Concedo ao VC que Herculano considerava a cultura árabe avançada e que a admirava. Mas apenas em termos culturais. A detalhada descrição que Herculano faz da história dos árabes na Península é um rol de traições e desonras. Além disso, se Herculano os achasse tão tolerantes não colocava no seu livro cenas como a do convento (que é verídica, mas passou-se num período posterior ao séc. VIII) nem os descrevia com tamanha bestialidade. Típico exemplar da esquerda que tem a mania que todos os outros são ignorantes, VC revela uma profunda ignorância ao, ele sim, analisar o pensamento de Herculano apenas pelo lado que lhe dá jeito. E, para dar pala de sabichão, afirma arrogantemente: vão ler, seus ignorantes. Ora, eu li. Eurico já li umas quatro vezes. E de fio a pavio já li também uma obra que ainda hoje me acompanha e que herdei da biblioteca de meu avô: chama-se "História de Portugal", o autor é Alexandre Herculano (talvez não o mesmo a que o VC se refere, a julgar pelos disparates que o VC debita), edição de 1918, em 8 volumes. Penso que será válida... A menos que VCs e BEs se guiem por uma nova versão censurada e revista, talvez pelo Fumando Brocas. Por isso, a haver aqui ignorância é do VC e há que retribuir o cumprimento: vai TU ler, o ignorante és TU e a táctica de vir chamar ignorante a quem não pensa como tu é um estrategema vosso que já não pega, pois só esconde a vossa ignorância ao tentarem desesperadamente colocarem-se num patamar acima, do qual se verifica depois que caem com a maior das facilidades. Mas, por acaso, até me considero ignorante. Não sei nem metade daquilo que gostaria de saber e conhecer, dado este Mundo ser tão vasto em ciências, lugares e ideias. Mas de História e Literatura poucos me dão lições, principalmente asnos como tu.

4:20 da tarde  
Blogger Caturo disse...

Ora o anónimo das 4:20 já deu o correctivo necessário ao VC, que se estava a portar mal.

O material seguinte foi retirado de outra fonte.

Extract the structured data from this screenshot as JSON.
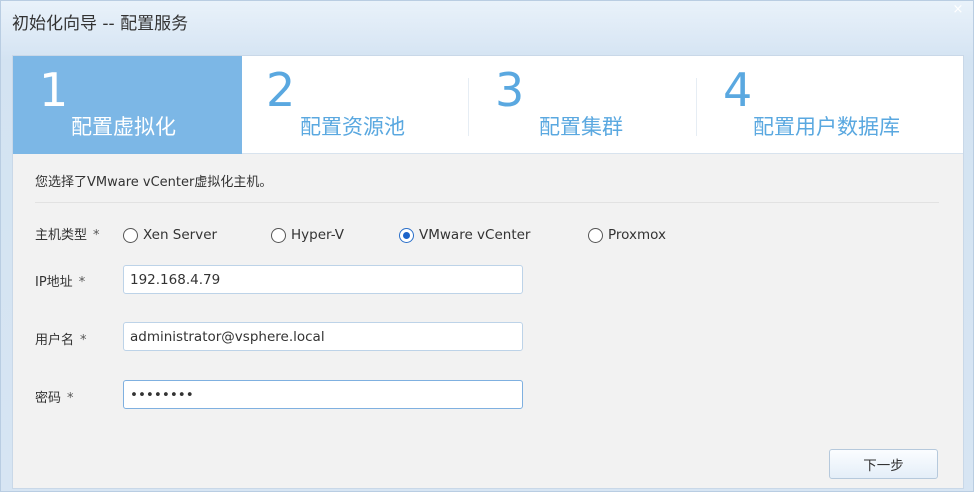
{
  "window": {
    "title": "初始化向导 -- 配置服务",
    "close_glyph": "×"
  },
  "steps": [
    {
      "number": "1",
      "label": "配置虚拟化",
      "active": true
    },
    {
      "number": "2",
      "label": "配置资源池",
      "active": false
    },
    {
      "number": "3",
      "label": "配置集群",
      "active": false
    },
    {
      "number": "4",
      "label": "配置用户数据库",
      "active": false
    }
  ],
  "form": {
    "intro": "您选择了VMware vCenter虚拟化主机。",
    "host_type": {
      "label": "主机类型",
      "required_mark": "*",
      "options": [
        "Xen Server",
        "Hyper-V",
        "VMware vCenter",
        "Proxmox"
      ],
      "selected": "VMware vCenter"
    },
    "ip": {
      "label": "IP地址",
      "required_mark": "*",
      "value": "192.168.4.79"
    },
    "username": {
      "label": "用户名",
      "required_mark": "*",
      "value": "administrator@vsphere.local"
    },
    "password": {
      "label": "密码",
      "required_mark": "*",
      "value": "12345678"
    }
  },
  "actions": {
    "next_label": "下一步"
  },
  "colors": {
    "active_step": "#7cb7e6",
    "inactive_step_text": "#5aa8e0",
    "radio_selected": "#1c63c9"
  }
}
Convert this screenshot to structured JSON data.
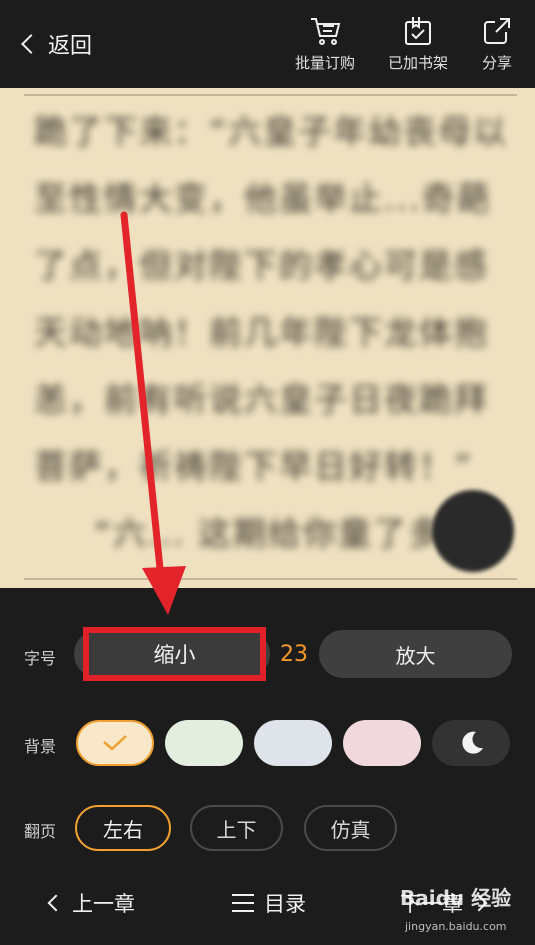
{
  "header": {
    "back_label": "返回",
    "tools": {
      "batch_order": "批量订购",
      "added_to_shelf": "已加书架",
      "share": "分享"
    }
  },
  "reader": {
    "lines": [
      "跪了下来：“六皇子年幼丧母以",
      "至性情大变，他虽举止...奇葩",
      "了点，但对陛下的孝心可是感",
      "天动地呐！前几年陛下龙体抱",
      "恙，前有听说六皇子日夜跪拜",
      "菩萨，祈祷陛下早日好转！”",
      "“六... 这期给你童了多少银"
    ]
  },
  "settings": {
    "font_size": {
      "label": "字号",
      "decrease_label": "缩小",
      "value": "23",
      "increase_label": "放大"
    },
    "background": {
      "label": "背景",
      "options": [
        "#f8e7c8",
        "#e3eedf",
        "#dfe3ea",
        "#f0d8dd",
        "#333333"
      ],
      "selected_index": 0
    },
    "page_turn": {
      "label": "翻页",
      "options": [
        "左右",
        "上下",
        "仿真"
      ],
      "selected": "左右"
    }
  },
  "bottom_nav": {
    "prev_chapter": "上一章",
    "catalog": "目录",
    "next_chapter": "下一章"
  },
  "watermark": {
    "brand": "Baidu 经验",
    "url": "jingyan.baidu.com"
  },
  "colors": {
    "accent": "#f59a2a",
    "annotation_red": "#e0212a"
  }
}
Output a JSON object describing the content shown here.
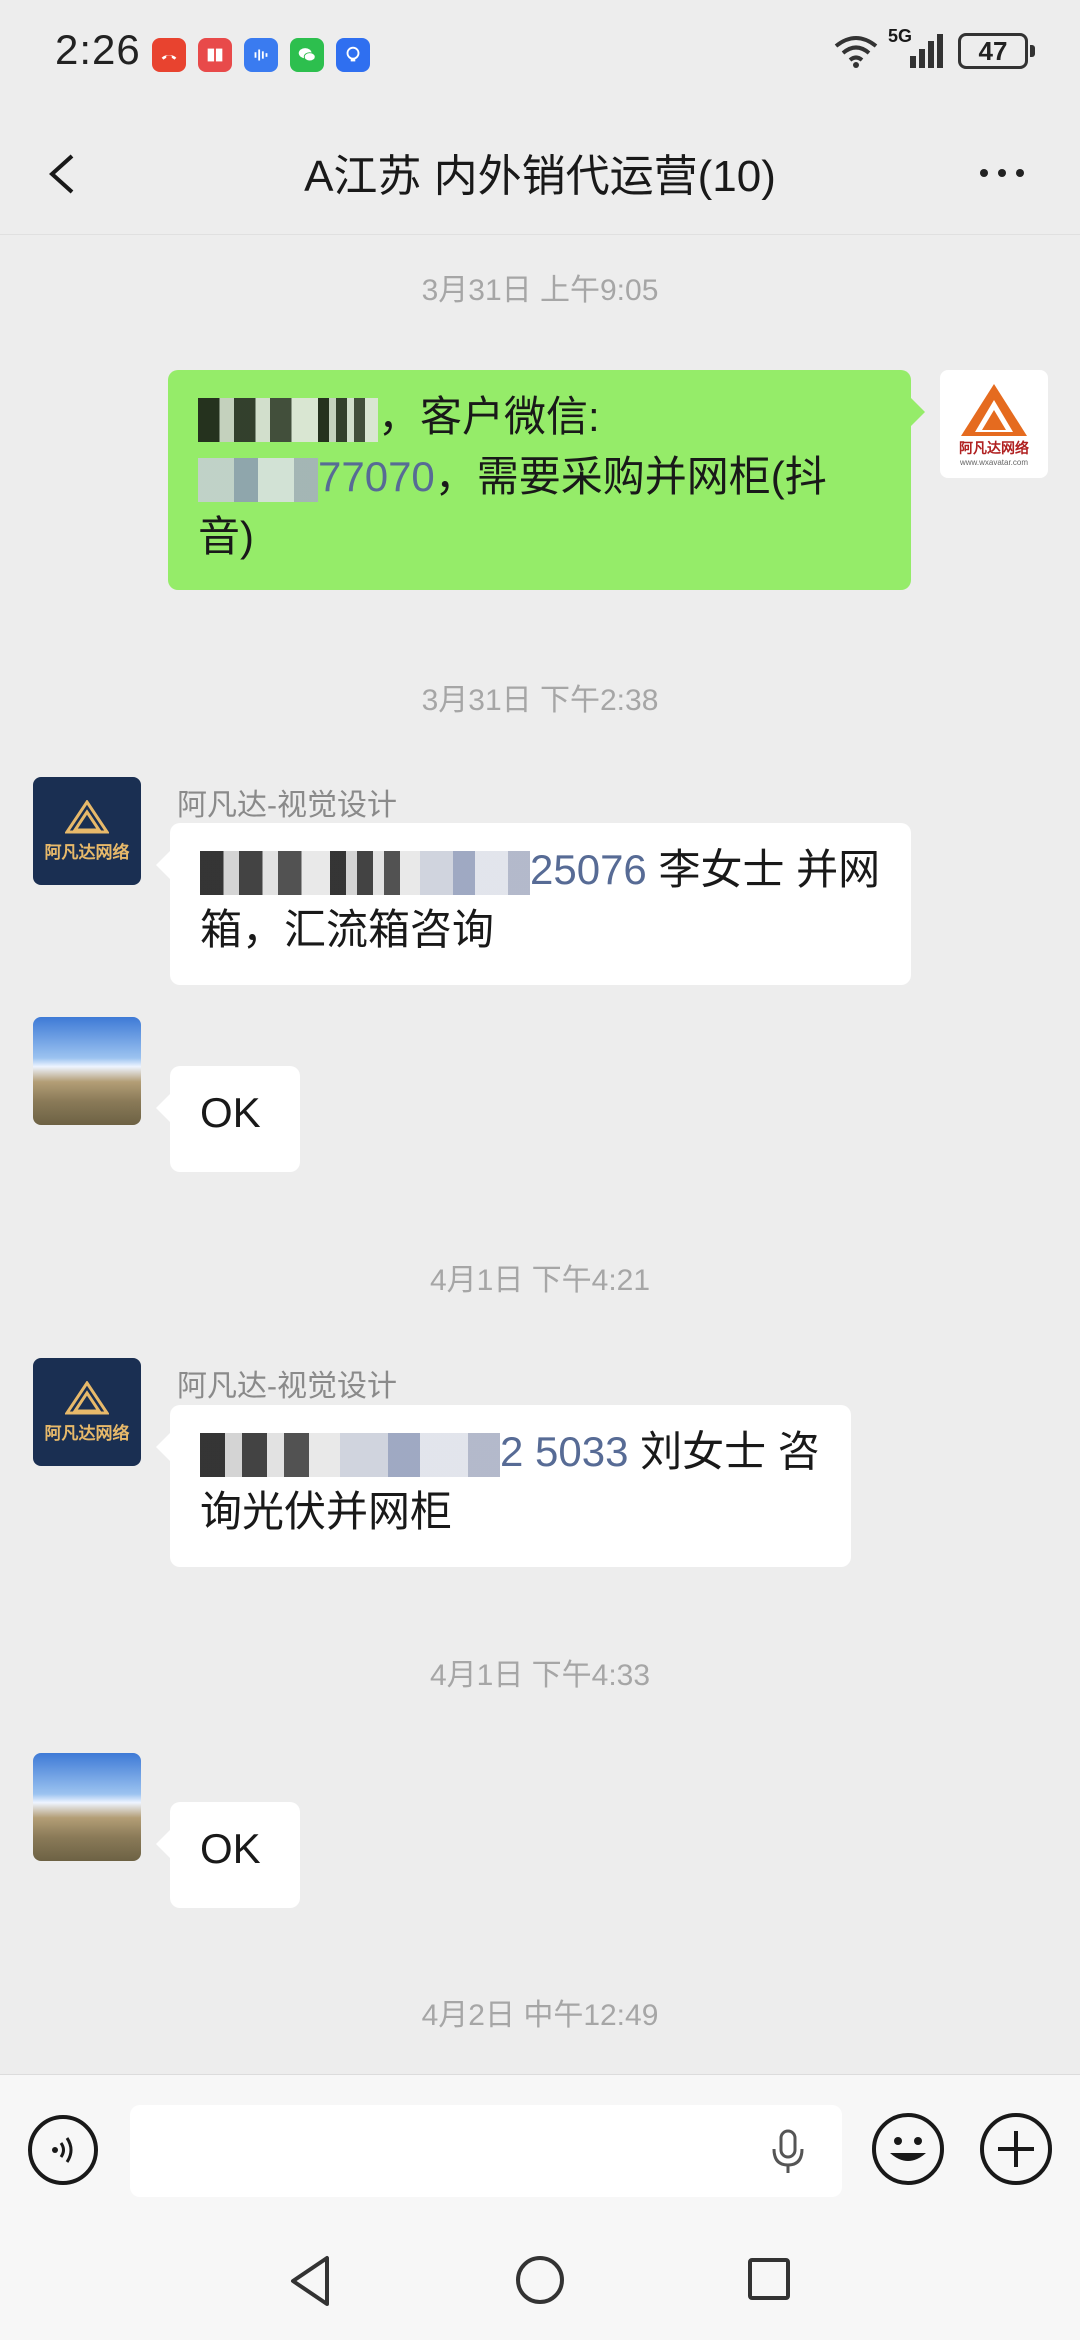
{
  "status_bar": {
    "time": "2:26",
    "network": "5G",
    "battery": "47"
  },
  "header": {
    "title": "A江苏  内外销代运营(10)"
  },
  "messages": {
    "ts1": "3月31日 上午9:05",
    "m1_text_a": "，客户微信:",
    "m1_link": "77070",
    "m1_text_b": "，需要采购并网柜(抖音)",
    "ts2": "3月31日 下午2:38",
    "m2_sender": "阿凡达-视觉设计",
    "m2_link": "25076",
    "m2_text": " 李女士  并网箱，汇流箱咨询",
    "m3_text": "OK",
    "ts3": "4月1日 下午4:21",
    "m4_sender": "阿凡达-视觉设计",
    "m4_link": "2 5033",
    "m4_text": " 刘女士      咨询光伏并网柜",
    "ts4": "4月1日 下午4:33",
    "m5_text": "OK",
    "ts5": "4月2日 中午12:49"
  },
  "avatars": {
    "brand_name": "阿凡达网络",
    "brand_url": "www.wxavatar.com"
  },
  "colors": {
    "background": "#ededed",
    "self_bubble": "#95ec69",
    "other_bubble": "#ffffff",
    "link": "#576b95"
  }
}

No entanto, não deixa de ser inquietante e, para os mais decididos, motivante, o facto de que os gajos como VC estão por toda a parte da comunicação sucial e da (des)educação. E querem ter o monopólio da informação, é só por isso que tentam silenciar os nacionalistas.

Por isso, a vergasta com que o anónimo das 4:20 pôs o VC no seu devido lugar, tem de ser exibida em público, e, por isso, urge desenvolver esforços no sentido de dinamizar uma propaganda que alcance o maior número possível de pessoas, sobretudo as crianças em idade escolar, hoje completamente à mercê dos VCs deste mundo.

6:50 da tarde  
Blogger Caturo disse...

Quanto à posição de Alexandre Herculano sobre os Mouros, seria, na melhor das hipóteses, a do respeito pelo inimigo. Chama-se cavalheirismo. Isso pode ler-se no conto «A Morte do Lidador», em «Lendas e Narrativas».

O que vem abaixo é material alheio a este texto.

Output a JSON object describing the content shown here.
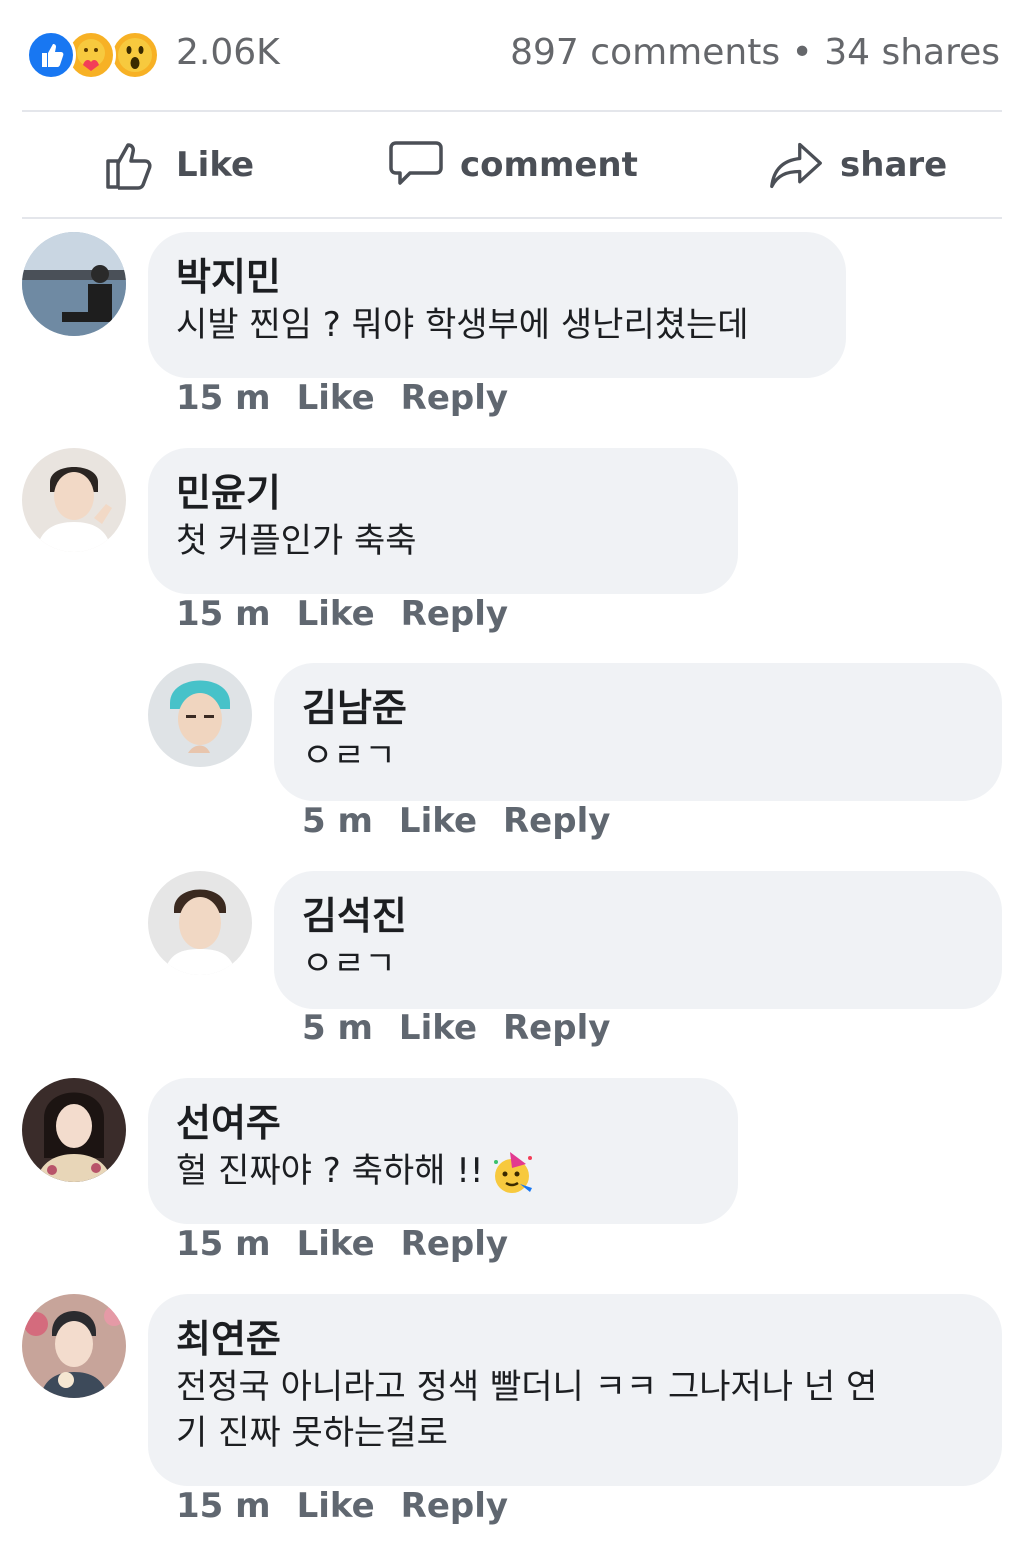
{
  "stats": {
    "reaction_count": "2.06K",
    "comments_shares": "897 comments • 34 shares",
    "reactions": [
      "like-icon",
      "care-icon",
      "wow-icon"
    ]
  },
  "actions": {
    "like": "Like",
    "comment": "comment",
    "share": "share"
  },
  "comments": [
    {
      "name": "박지민",
      "text": "시발 찐임 ? 뭐야 학생부에 생난리쳤는데",
      "time": "15 m",
      "like": "Like",
      "reply": "Reply"
    },
    {
      "name": "민윤기",
      "text": "첫 커플인가 축축",
      "time": "15 m",
      "like": "Like",
      "reply": "Reply",
      "replies": [
        {
          "name": "김남준",
          "text": "ㅇㄹㄱ",
          "time": "5 m",
          "like": "Like",
          "reply": "Reply"
        },
        {
          "name": "김석진",
          "text": "ㅇㄹㄱ",
          "time": "5 m",
          "like": "Like",
          "reply": "Reply"
        }
      ]
    },
    {
      "name": "선여주",
      "text": "헐 진짜야 ? 축하해 !!",
      "emoji": "partying-face-icon",
      "time": "15 m",
      "like": "Like",
      "reply": "Reply"
    },
    {
      "name": "최연준",
      "text_line1": "전정국 아니라고 정색 빨더니 ㅋㅋ 그나저나 넌 연",
      "text_line2": "기 진짜 못하는걸로",
      "time": "15 m",
      "like": "Like",
      "reply": "Reply"
    }
  ],
  "colors": {
    "brand_blue": "#1877f2",
    "bubble_bg": "#f0f2f5",
    "meta_text": "#606770"
  }
}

Do que não há dúvida é que Herculano glorificava sempre o esforço bélico dos Hispano-Romanos na sua luta pela Reconquista da Ibéria.

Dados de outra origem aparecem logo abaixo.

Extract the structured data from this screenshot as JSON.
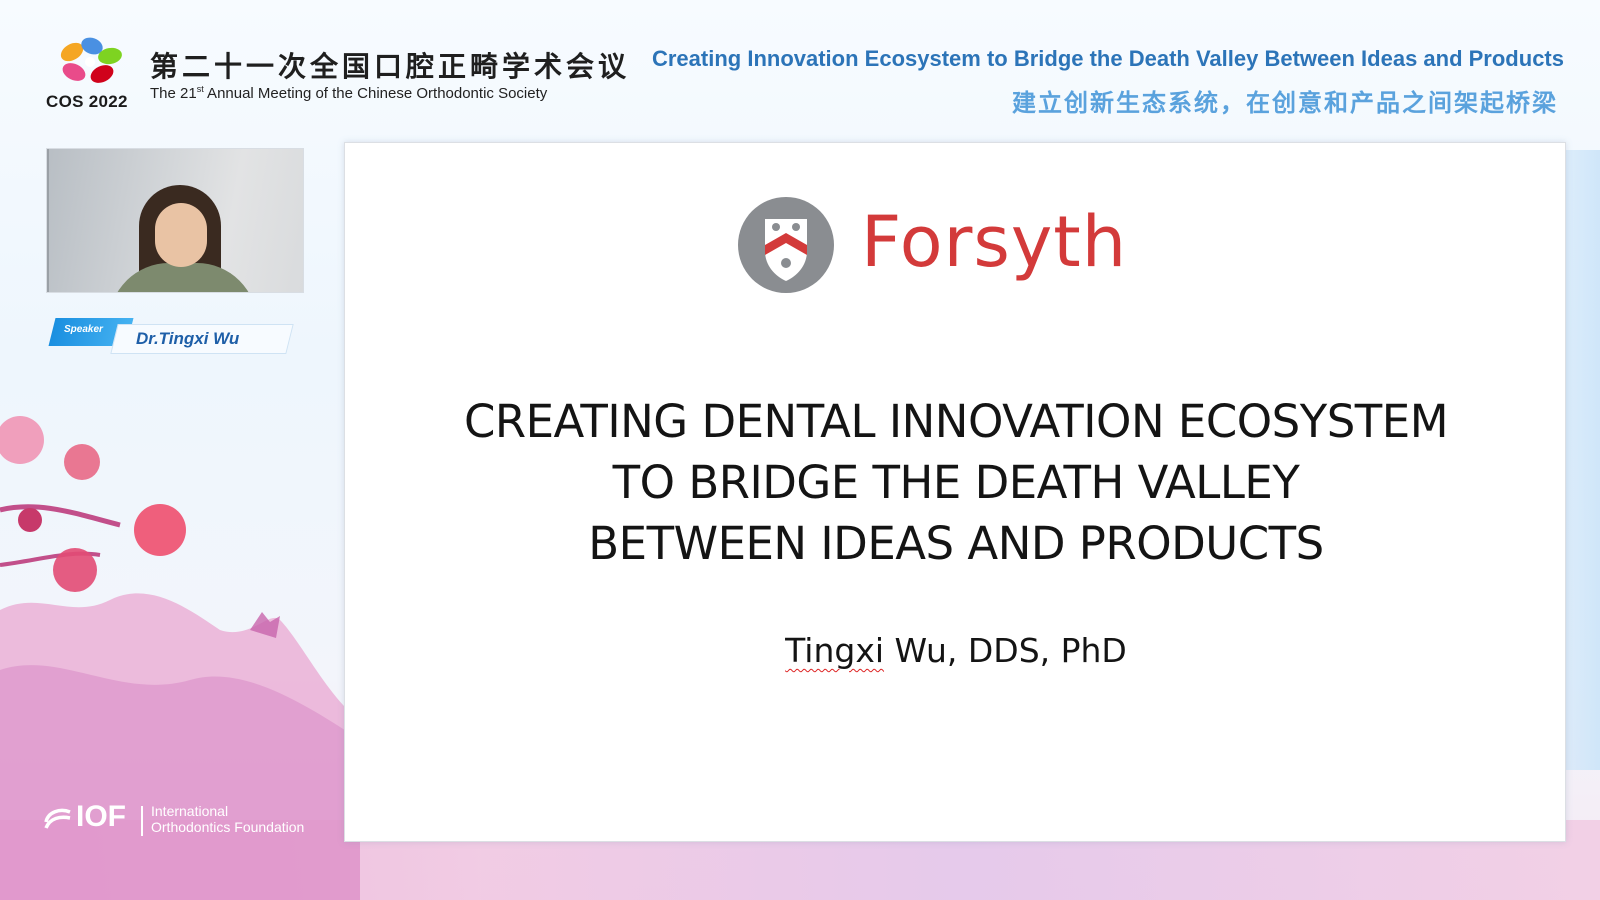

De resto, não sei se o historiador em questão disse que os Mouros eram tolerantes, mas, se disse, enganou-se. A intolerância religiosa inerente ao Islão está bem expressa no próprio Alcorão, sem apelo nem agravo.

6:54 da tarde  
Anonymous Anónimo disse...

Prezo que a citação que fiz no meu site (agora, no endereço: www.reconquista.do.sapo.pt)e cuja reprodução no BATALHA FINAL me lisonjeia, tenha originado esta interessante discussão que teve como mais notório resultado por os pontos nos ii de um VC/PC. parabéns ao magistral anonymous.

11:16 da tarde  
Anonymous Anónimo disse...

Sobre la moraima, muy interesante el libro "Los Baños de Argel" de Miguel de Cervantes Saavedra.

7:32 da manhã  
Blogger Roberto Iza Valdés disse...

Este comentário foi removido por um gestor do blogue.

12:53 da tarde  
Blogger Roberto Iza Valdés disse...

Este comentário foi removido por um gestor do blogue.

8:27 da tarde  
Anonymous Anónimo disse...

ao ir ao encontro dos inimigos,o cavaleiro tem um plano em mente. qual é esse plano?

12:13 da manhã  
Anonymous Anónimo disse...

e durante o combate,o cavaleiro da cruz,Eurico,"parecia desprezar muguite"por que Eurico procendia desse modo?